As with any genre, there is leeway in how a character can be written, so long as the basics are adhered too.

Inspector Sullivan is certainly no exception. His past is filled with violence, betrayal and pain. Pain inflicted both by others and himself. Sullivan stands apart to a small degree from the traditional noir lead for he is a man with a conscience. Not one, but two as I would have it, his own and that of the bothersome Anglican priest, Father Nathan, who befriends Sully whether he wants a friend or not.

Sully is capable of incredible violence, some of which he is perfectly indifferent about and other times troubled by his actions. In his mind the moral difference is determined by whether or not justice was served. The law is nice, but justice is what Sully seeks in his world. In his life he has seen far too much injustice with far too few people who seek to provide justice, particularly for those who cannot defend themselves. That source of injustice could be a single criminal or an entire system aligned against the hapless individual.

Life lived alone means a life that has fewer opportunities to be hurt and more important to Sully, fewer opportunities for others to be hurt. Guilt is Sullys constant companion and belies his tough exterior and attitude of indifference. So is his defined sense of responsibility for those who, for better or worse, become part of his life.

It has been Sullivan’s experience that women are trouble, making him the typical noir protagonist. In the case of the mysterious Sarah, Sullivan is at best confused. She certainly has some of the elements of the femme fatale. Sarah is beautiful, mysterious and as the reader learns, potentially dangerous. It turns out Sarah and Sullivan share a painful secret from their past that tortures them both.

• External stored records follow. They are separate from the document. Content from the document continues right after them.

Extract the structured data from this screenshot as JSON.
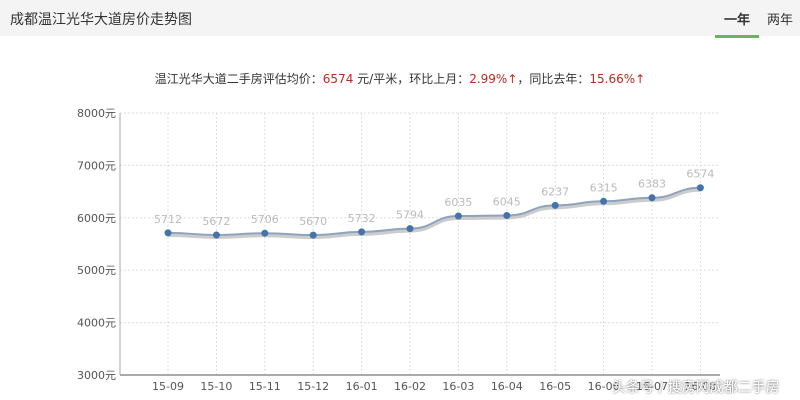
{
  "header": {
    "title": "成都温江光华大道房价走势图",
    "tabs": [
      "一年",
      "两年"
    ]
  },
  "summary": {
    "label": "温江光华大道二手房评估均价：",
    "price": "6574",
    "unit": " 元/平米，环比上月：",
    "mom": "2.99%↑",
    "sep": "，同比去年：",
    "yoy": "15.66%↑"
  },
  "watermark": "头条号 / 搜房网成都二手房",
  "colors": {
    "line": "#8fa3bf",
    "point": "#4572a7",
    "accent": "#6db35c"
  },
  "chart_data": {
    "type": "line",
    "categories": [
      "15-09",
      "15-10",
      "15-11",
      "15-12",
      "16-01",
      "16-02",
      "16-03",
      "16-04",
      "16-05",
      "16-06",
      "16-07",
      "16-08"
    ],
    "values": [
      5712,
      5672,
      5706,
      5670,
      5732,
      5794,
      6035,
      6045,
      6237,
      6315,
      6383,
      6574
    ],
    "yticks": [
      "3000元",
      "4000元",
      "5000元",
      "6000元",
      "7000元",
      "8000元"
    ],
    "ylim": [
      3000,
      8000
    ],
    "grid": true
  }
}
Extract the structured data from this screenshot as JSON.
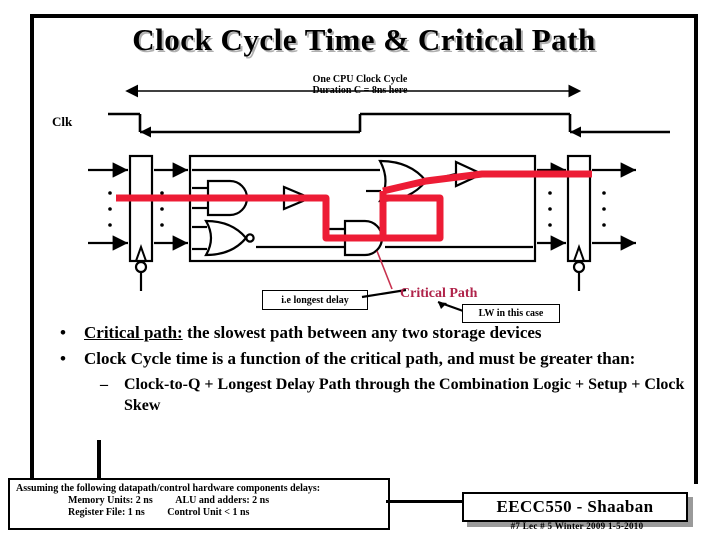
{
  "slide": {
    "title": "Clock Cycle Time & Critical Path",
    "clock_cycle_caption_line1": "One CPU Clock Cycle",
    "clock_cycle_caption_line2": "Duration C = 8ns here",
    "clk_label": "Clk"
  },
  "callouts": {
    "longest_delay": "i.e longest delay",
    "critical_path": "Critical Path",
    "lw_case": "LW in this case",
    "critical_path_color": "#b0234a",
    "path_highlight_color": "#ed1c35"
  },
  "bullets": [
    {
      "marker": "•",
      "lead": "Critical path:",
      "rest": " the slowest path between any two storage devices"
    },
    {
      "marker": "•",
      "lead": "",
      "rest": "Clock Cycle time is a function of the critical path, and must be greater than:"
    }
  ],
  "sub_bullet": {
    "marker": "–",
    "text": "Clock-to-Q + Longest Delay Path through the Combination Logic + Setup + Clock Skew"
  },
  "assumptions": {
    "heading": "Assuming the following datapath/control hardware components delays:",
    "rows": [
      {
        "left": "Memory Units:  2 ns",
        "right": "ALU and adders:  2 ns"
      },
      {
        "left": "Register File:  1 ns",
        "right": "Control Unit  < 1 ns"
      }
    ]
  },
  "footer": {
    "course": "EECC550 - Shaaban",
    "meta": "#7   Lec # 5  Winter 2009  1-5-2010"
  }
}
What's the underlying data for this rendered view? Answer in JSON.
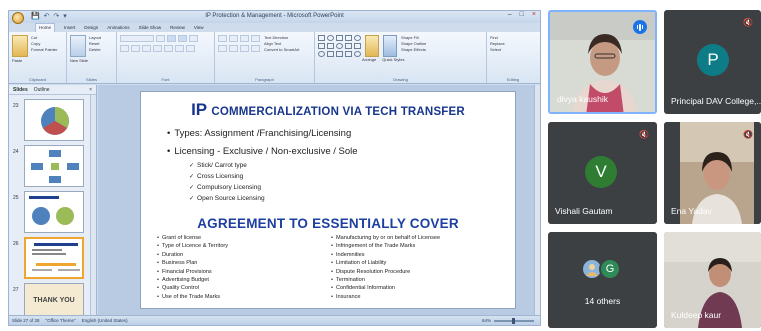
{
  "window": {
    "title": "IP Protection & Management - Microsoft PowerPoint",
    "controls": [
      "–",
      "□",
      "×"
    ]
  },
  "ribbon": {
    "tabs": [
      "Home",
      "Insert",
      "Design",
      "Animations",
      "Slide Show",
      "Review",
      "View"
    ],
    "active_tab": "Home",
    "groups": [
      "Clipboard",
      "Slides",
      "Font",
      "Paragraph",
      "Drawing",
      "Editing"
    ],
    "buttons": {
      "cut": "Cut",
      "copy": "Copy",
      "format_painter": "Format Painter",
      "paste": "Paste",
      "new_slide": "New Slide",
      "layout": "Layout",
      "reset": "Reset",
      "delete": "Delete",
      "text_direction": "Text Direction",
      "align_text": "Align Text",
      "convert_smartart": "Convert to SmartArt",
      "arrange": "Arrange",
      "quick_styles": "Quick Styles",
      "shape_fill": "Shape Fill",
      "shape_outline": "Shape Outline",
      "shape_effects": "Shape Effects",
      "find": "Find",
      "replace": "Replace",
      "select": "Select"
    }
  },
  "left_pane": {
    "tabs": [
      "Slides",
      "Outline"
    ],
    "thumb_numbers": [
      "23",
      "24",
      "25",
      "26",
      "27"
    ],
    "thumb_last_text": "THANK YOU"
  },
  "slide": {
    "title_ip": "IP",
    "title_rest": "COMMERCIALIZATION VIA TECH TRANSFER",
    "bullets": [
      "Types: Assignment /Franchising/Licensing",
      "Licensing  - Exclusive / Non-exclusive / Sole"
    ],
    "sub_items": [
      "Stick/ Carrot type",
      "Cross Licensing",
      "Compulsory Licensing",
      "Open Source Licensing"
    ],
    "heading2": "AGREEMENT TO ESSENTIALLY COVER",
    "left_col": [
      "Grant of license",
      "Type of Licence & Territory",
      "Duration",
      "Business Plan",
      "Financial Provisions",
      "Advertising Budget",
      "Quality Control",
      "Use of the Trade Marks"
    ],
    "right_col": [
      "Manufacturing by or on behalf of Licensee",
      "Infringement of the Trade Marks",
      "Indemnities",
      "Limitation of Liability",
      "Dispute Resolution Procedure",
      "Termination",
      "Confidential Information",
      "Insurance"
    ]
  },
  "statusbar": {
    "slide_info": "Slide 27 of 28",
    "theme": "\"Office Theme\"",
    "language": "English (United States)",
    "zoom": "64%"
  },
  "participants": {
    "divya": {
      "name": "divya kaushik"
    },
    "principal": {
      "name": "Principal DAV College,...",
      "initial": "P"
    },
    "vishali": {
      "name": "Vishali Gautam",
      "initial": "V"
    },
    "ena": {
      "name": "Ena Yadav"
    },
    "others": {
      "label": "14 others",
      "initial": "G"
    },
    "kuldeep": {
      "name": "Kuldeep kaur"
    }
  },
  "colors": {
    "slide_title": "#18368d",
    "avatar_principal": "#0e7c86",
    "avatar_vishali": "#2e7d32",
    "avatar_g": "#2e8b57",
    "tile_bg": "#3c4043",
    "speaking": "#1a73e8"
  },
  "icons": {
    "mic_off": "microphone-off-icon",
    "speaking": "speaking-indicator-icon"
  }
}
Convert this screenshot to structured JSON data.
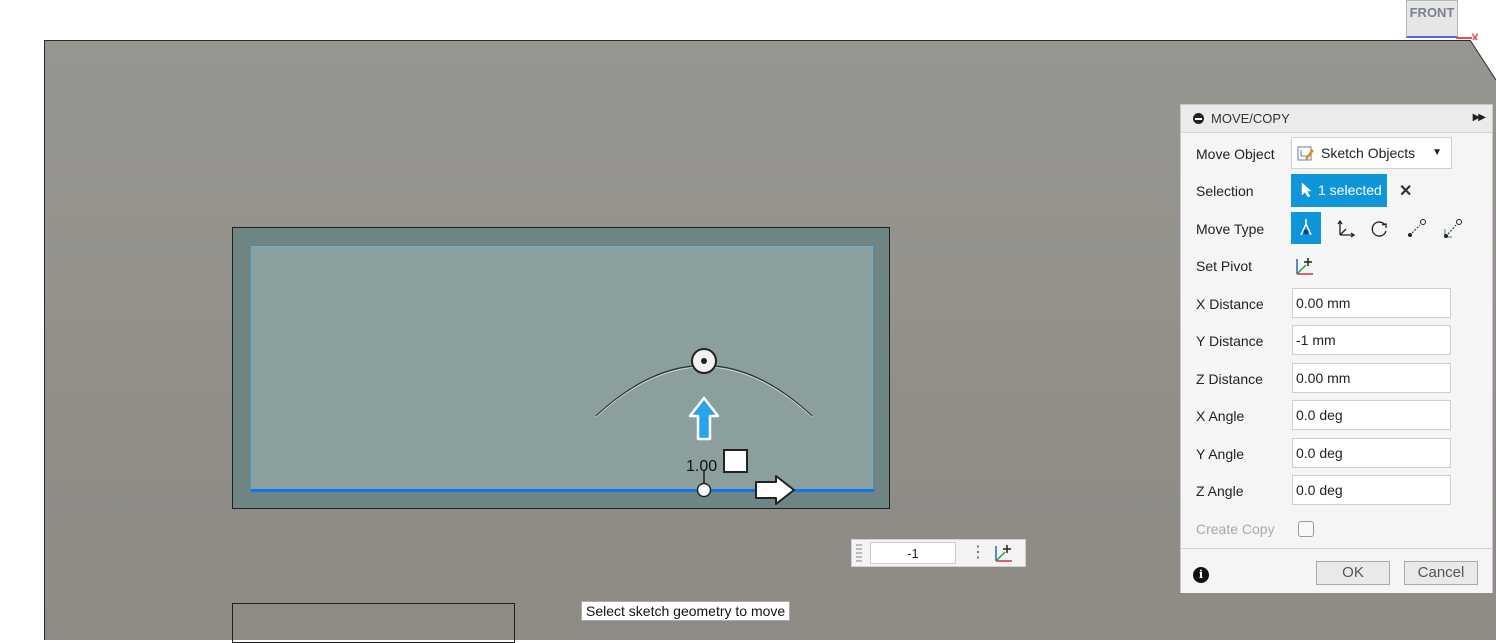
{
  "viewcube": {
    "label": "FRONT",
    "axis_label": "X"
  },
  "canvas": {
    "dimension_value": "1.00",
    "mini_toolbar_value": "-1",
    "status_tip": "Select sketch geometry to move"
  },
  "panel": {
    "title": "MOVE/COPY",
    "move_object": {
      "label": "Move Object",
      "value": "Sketch Objects"
    },
    "selection": {
      "label": "Selection",
      "value": "1 selected"
    },
    "move_type": {
      "label": "Move Type"
    },
    "set_pivot": {
      "label": "Set Pivot"
    },
    "fields": [
      {
        "label": "X Distance",
        "value": "0.00 mm"
      },
      {
        "label": "Y Distance",
        "value": "-1 mm"
      },
      {
        "label": "Z Distance",
        "value": "0.00 mm"
      },
      {
        "label": "X Angle",
        "value": "0.0 deg"
      },
      {
        "label": "Y Angle",
        "value": "0.0 deg"
      },
      {
        "label": "Z Angle",
        "value": "0.0 deg"
      }
    ],
    "create_copy": {
      "label": "Create Copy",
      "checked": false
    },
    "ok_label": "OK",
    "cancel_label": "Cancel"
  },
  "colors": {
    "accent": "#0f96d8",
    "selection_edge": "#0e77e8",
    "viewport": "#94928b"
  },
  "icons": [
    "viewcube-icon",
    "move-arrow-icon",
    "rotate-handle-icon",
    "pivot-icon",
    "info-icon",
    "cursor-icon",
    "close-icon"
  ]
}
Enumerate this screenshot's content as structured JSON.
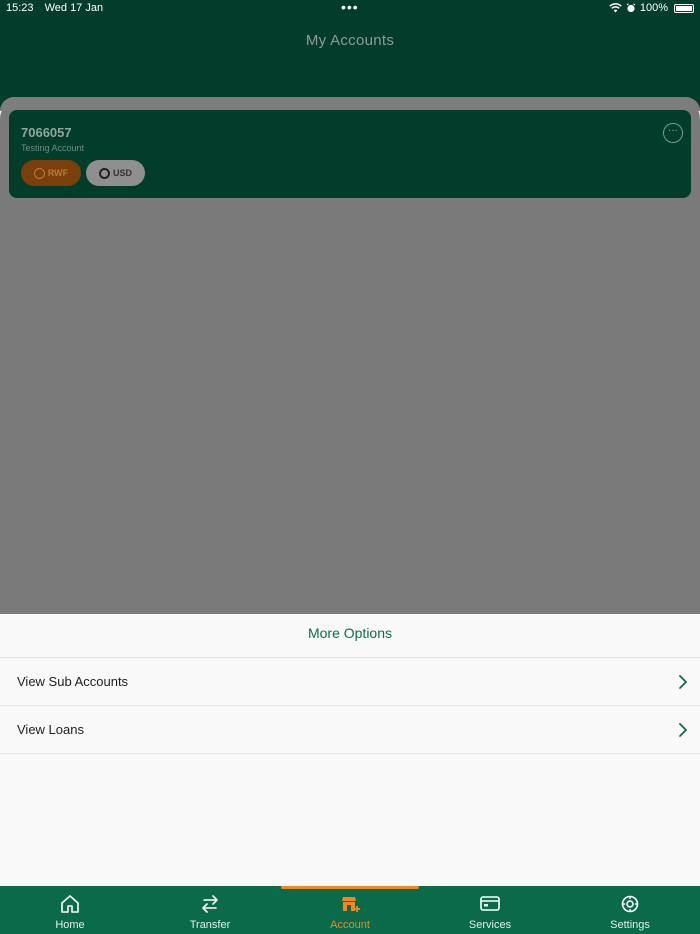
{
  "status": {
    "time": "15:23",
    "date": "Wed 17 Jan",
    "battery": "100%"
  },
  "header": {
    "title": "My Accounts"
  },
  "account": {
    "number": "7066057",
    "name": "Testing Account",
    "currencies": [
      "RWF",
      "USD"
    ],
    "selected_currency": "RWF"
  },
  "sheet": {
    "title": "More Options",
    "items": [
      {
        "label": "View Sub Accounts"
      },
      {
        "label": "View Loans"
      }
    ]
  },
  "tabs": [
    {
      "label": "Home",
      "icon": "home-icon"
    },
    {
      "label": "Transfer",
      "icon": "transfer-icon"
    },
    {
      "label": "Account",
      "icon": "account-icon"
    },
    {
      "label": "Services",
      "icon": "card-icon"
    },
    {
      "label": "Settings",
      "icon": "gear-icon"
    }
  ],
  "active_tab": "Account",
  "colors": {
    "brand_green": "#0a6a49",
    "accent_orange": "#f08a1e"
  }
}
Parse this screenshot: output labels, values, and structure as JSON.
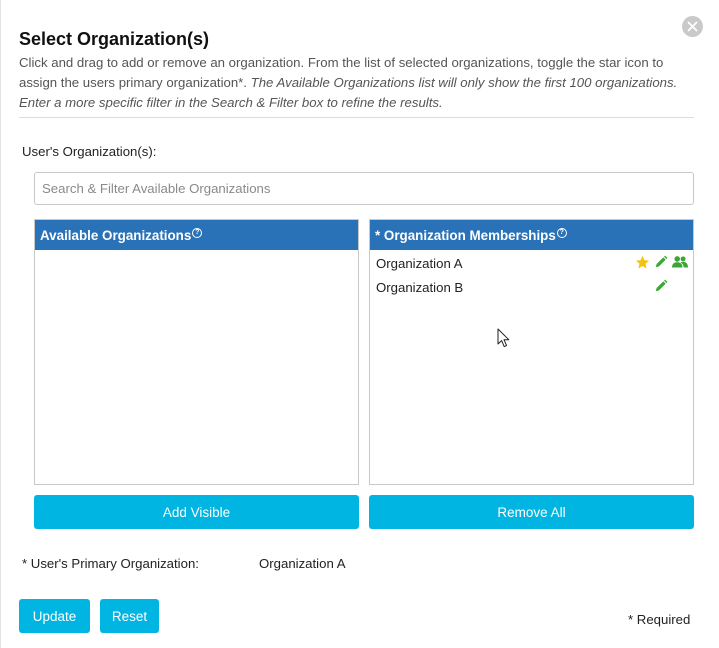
{
  "dialog": {
    "title": "Select Organization(s)",
    "description_normal": "Click and drag to add or remove an organization. From the list of selected organizations, toggle the star icon to assign the users primary organization*.",
    "description_italic": "The Available Organizations list will only show the first 100 organizations. Enter a more specific filter in the Search & Filter box to refine the results.",
    "close_icon": "close-icon"
  },
  "form": {
    "user_orgs_label": "User's Organization(s):",
    "search_placeholder": "Search & Filter Available Organizations",
    "search_value": ""
  },
  "available": {
    "title": "Available Organizations",
    "help_glyph": "?",
    "items": []
  },
  "memberships": {
    "title": "* Organization Memberships",
    "help_glyph": "?",
    "items": [
      {
        "name": "Organization A",
        "primary": true,
        "icons": [
          "star-icon",
          "pencil-icon",
          "users-icon"
        ]
      },
      {
        "name": "Organization B",
        "primary": false,
        "icons": [
          "pencil-icon"
        ]
      }
    ]
  },
  "buttons": {
    "add_visible": "Add Visible",
    "remove_all": "Remove All",
    "update": "Update",
    "reset": "Reset"
  },
  "primary": {
    "label": "* User's Primary Organization:",
    "value": "Organization A"
  },
  "footer": {
    "required_note": "* Required"
  },
  "colors": {
    "header_blue": "#2a72b7",
    "button_cyan": "#00b5e2",
    "star_yellow": "#f2c20f",
    "icon_green": "#3aa635"
  }
}
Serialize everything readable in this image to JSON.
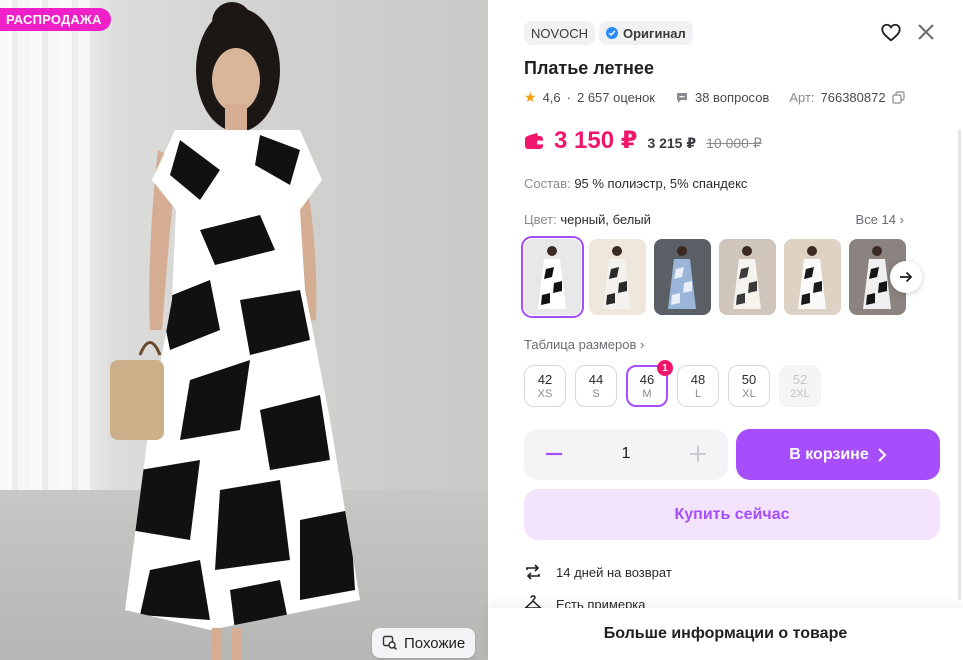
{
  "photo": {
    "sale_badge": "РАСПРОДАЖА",
    "similar_label": "Похожие"
  },
  "product": {
    "brand": "NOVOCH",
    "original_label": "Оригинал",
    "title": "Платье летнее",
    "rating": "4,6",
    "reviews": "2 657 оценок",
    "questions": "38 вопросов",
    "article_label": "Арт:",
    "article": "766380872",
    "price": "3 150 ₽",
    "price_alt": "3 215 ₽",
    "price_old": "10 000 ₽",
    "composition_label": "Состав:",
    "composition": "95 % полиэстр, 5% спандекс",
    "color_label": "Цвет:",
    "color_value": "черный, белый",
    "all_colors": "Все 14"
  },
  "thumbnails": [
    {
      "name": "black-white-floral",
      "bg": "#e8e8ea",
      "dress": "#ffffff",
      "pattern": "#111111"
    },
    {
      "name": "white-floral-sleeve",
      "bg": "#efe6dc",
      "dress": "#f4f1ee",
      "pattern": "#2a2a2a"
    },
    {
      "name": "blue-floral",
      "bg": "#5b5f66",
      "dress": "#9bb5d8",
      "pattern": "#e8eef7"
    },
    {
      "name": "white-leaf",
      "bg": "#cfc5bb",
      "dress": "#f6f3ef",
      "pattern": "#3b3b3b"
    },
    {
      "name": "white-black-print",
      "bg": "#ddd2c4",
      "dress": "#fbfaf8",
      "pattern": "#1a1a1a"
    },
    {
      "name": "black-white-print",
      "bg": "#8a8380",
      "dress": "#efefef",
      "pattern": "#151515"
    }
  ],
  "size_table_label": "Таблица размеров",
  "sizes": [
    {
      "num": "42",
      "letter": "XS",
      "state": "normal"
    },
    {
      "num": "44",
      "letter": "S",
      "state": "normal"
    },
    {
      "num": "46",
      "letter": "M",
      "state": "selected",
      "badge": "1"
    },
    {
      "num": "48",
      "letter": "L",
      "state": "normal"
    },
    {
      "num": "50",
      "letter": "XL",
      "state": "normal"
    },
    {
      "num": "52",
      "letter": "2XL",
      "state": "disabled"
    }
  ],
  "cart": {
    "quantity": "1",
    "in_cart_label": "В корзине",
    "buy_now_label": "Купить сейчас"
  },
  "features": {
    "return": "14 дней на возврат",
    "fitting": "Есть примерка"
  },
  "more_info": "Больше информации о товаре",
  "colors": {
    "accent": "#a64dfc",
    "price": "#f0166b",
    "sale": "#f020c8",
    "light_accent": "#f3e3fd"
  }
}
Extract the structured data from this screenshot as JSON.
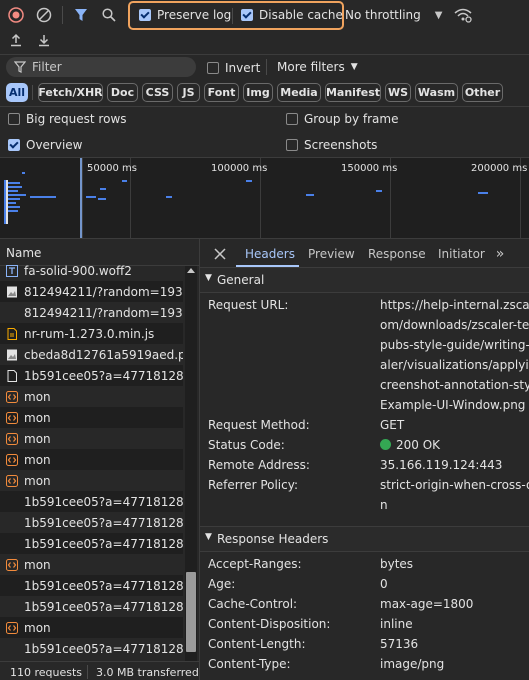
{
  "toolbar": {
    "preserve_log": {
      "label": "Preserve log",
      "checked": true
    },
    "disable_cache": {
      "label": "Disable cache",
      "checked": true
    },
    "throttling": "No throttling",
    "highlight_color": "#f0a35e"
  },
  "filter": {
    "placeholder": "Filter",
    "invert_label": "Invert",
    "more_filters_label": "More filters",
    "types": [
      "All",
      "Fetch/XHR",
      "Doc",
      "CSS",
      "JS",
      "Font",
      "Img",
      "Media",
      "Manifest",
      "WS",
      "Wasm",
      "Other"
    ],
    "active_type": "All"
  },
  "options": {
    "big_request_rows": {
      "label": "Big request rows",
      "checked": false
    },
    "group_by_frame": {
      "label": "Group by frame",
      "checked": false
    },
    "overview": {
      "label": "Overview",
      "checked": true
    },
    "screenshots": {
      "label": "Screenshots",
      "checked": false
    }
  },
  "timeline": {
    "ticks": [
      "50000 ms",
      "100000 ms",
      "150000 ms",
      "200000 ms"
    ]
  },
  "request_list": {
    "column_name": "Name",
    "rows": [
      {
        "name": "fa-solid-900.woff2",
        "icon": "font-icon"
      },
      {
        "name": "812494211/?random=1934...",
        "icon": "image-icon"
      },
      {
        "name": "812494211/?random=1934...",
        "icon": "none"
      },
      {
        "name": "nr-rum-1.273.0.min.js",
        "icon": "script-icon"
      },
      {
        "name": "cbeda8d12761a5919aed.png",
        "icon": "image-icon"
      },
      {
        "name": "1b591cee05?a=477181280...",
        "icon": "document-icon"
      },
      {
        "name": "mon",
        "icon": "xhr-icon"
      },
      {
        "name": "mon",
        "icon": "xhr-icon"
      },
      {
        "name": "mon",
        "icon": "xhr-icon"
      },
      {
        "name": "mon",
        "icon": "xhr-icon"
      },
      {
        "name": "mon",
        "icon": "xhr-icon"
      },
      {
        "name": "1b591cee05?a=477181280...",
        "icon": "none"
      },
      {
        "name": "1b591cee05?a=477181280...",
        "icon": "none"
      },
      {
        "name": "1b591cee05?a=477181280...",
        "icon": "none"
      },
      {
        "name": "mon",
        "icon": "xhr-icon"
      },
      {
        "name": "1b591cee05?a=477181280...",
        "icon": "none"
      },
      {
        "name": "1b591cee05?a=477181280...",
        "icon": "none"
      },
      {
        "name": "mon",
        "icon": "xhr-icon"
      },
      {
        "name": "1b591cee05?a=477181280...",
        "icon": "none"
      }
    ]
  },
  "status_bar": {
    "requests": "110 requests",
    "transferred": "3.0 MB transferred"
  },
  "detail": {
    "tabs": [
      "Headers",
      "Preview",
      "Response",
      "Initiator"
    ],
    "active_tab": "Headers",
    "general": {
      "title": "General",
      "request_url_label": "Request URL:",
      "request_url_lines": [
        "https://help-internal.zscaler.c",
        "om/downloads/zscaler-tech-",
        "pubs-style-guide/writing-zsc",
        "aler/visualizations/applying-",
        "creenshot-annotation-styles-",
        "Example-UI-Window.png"
      ],
      "request_method_label": "Request Method:",
      "request_method": "GET",
      "status_code_label": "Status Code:",
      "status_code": "200 OK",
      "remote_address_label": "Remote Address:",
      "remote_address": "35.166.119.124:443",
      "referrer_policy_label": "Referrer Policy:",
      "referrer_policy_lines": [
        "strict-origin-when-cross-origi",
        "n"
      ]
    },
    "response_headers": {
      "title": "Response Headers",
      "items": [
        {
          "key": "Accept-Ranges:",
          "value": "bytes"
        },
        {
          "key": "Age:",
          "value": "0"
        },
        {
          "key": "Cache-Control:",
          "value": "max-age=1800"
        },
        {
          "key": "Content-Disposition:",
          "value": "inline"
        },
        {
          "key": "Content-Length:",
          "value": "57136"
        },
        {
          "key": "Content-Type:",
          "value": "image/png"
        }
      ]
    }
  }
}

Indifference towards Sarah is not possible for any man. In Sullivan’s case, their relationship is a confusing one on a good day. He feels like a father figure towards the strange, aloof young woman yet cannot help but notice her alluring charms. For her part, Sarah sends as many mixed signals as is possible for a woman, all of which seems to draw Sullivan in deeper and closer to the troubled young woman.

As the series unfolds, the pair grows closer in ways neither could have foreseen.

Despite his desire to live his life alone, Sullivan as a character diverges from the norm for a noir protagonist. He develops a few close friends, excluding Sarah, all of which but one are male. His is a male world and Sully likes it that way.

If you like thrillers and classic noir stories, you’ll like the Inspector Thomas Sullivan series.

Roger Ebert’s Ten Characteristics of Noir Films (Novels for that matter)

The late film critic Roger Ebert liked film noir movies. Let’s be honest, some of Hollywoods best films from the Golden Era were noir. The film many critics say is the best American film ever made, Casablanca, is a noir.

Ebert penned a list of what he believed to be the ten characteristics that made a story a noir. Not all film noir movies fit all ten and the same is true for novels. The list however is a great starting point to determine if a film or novel fits the noir genre.

Here’s Ebert’s list:

1. A French term meaning “black film,” or film of the night.
2. A movie which at no time misleads you into thinking there is going to be a happy ending.
3. Locations that reek of the night, of shadows, of alleys, of the back doors of fancy places, of apartment buildings with a high turnover rate, of taxi drivers and bartenders who have seen it all.
4. Cigarettes. Everybody in film noir is always smoking, as if to say, “On top of everything else, I’ve been assigned to get through three packs today.”
5. Women who would just as soon kill you as love you, and vice versa.
6. For women: low necklines, floppy hats, mascara, lipstick, dressing rooms, boudoirs… high heels, red dresses, elbow length gloves, mixing drinks […]
7. For men: fedoras, suits and ties, shabby residential hotels with a neon sign blinking through the window, buying yourself a drink out of the office bottle, cars with running boards, all-night diners […]
8. Movies either shot in black and white, or feeling like they were.
9. Relationships in which love is only the final flop card in the poker game of death.
10. The most American film genre, because no society could have created a world so filled with doom, fate, fear and betrayal, unless it were essentially naive and optimistic.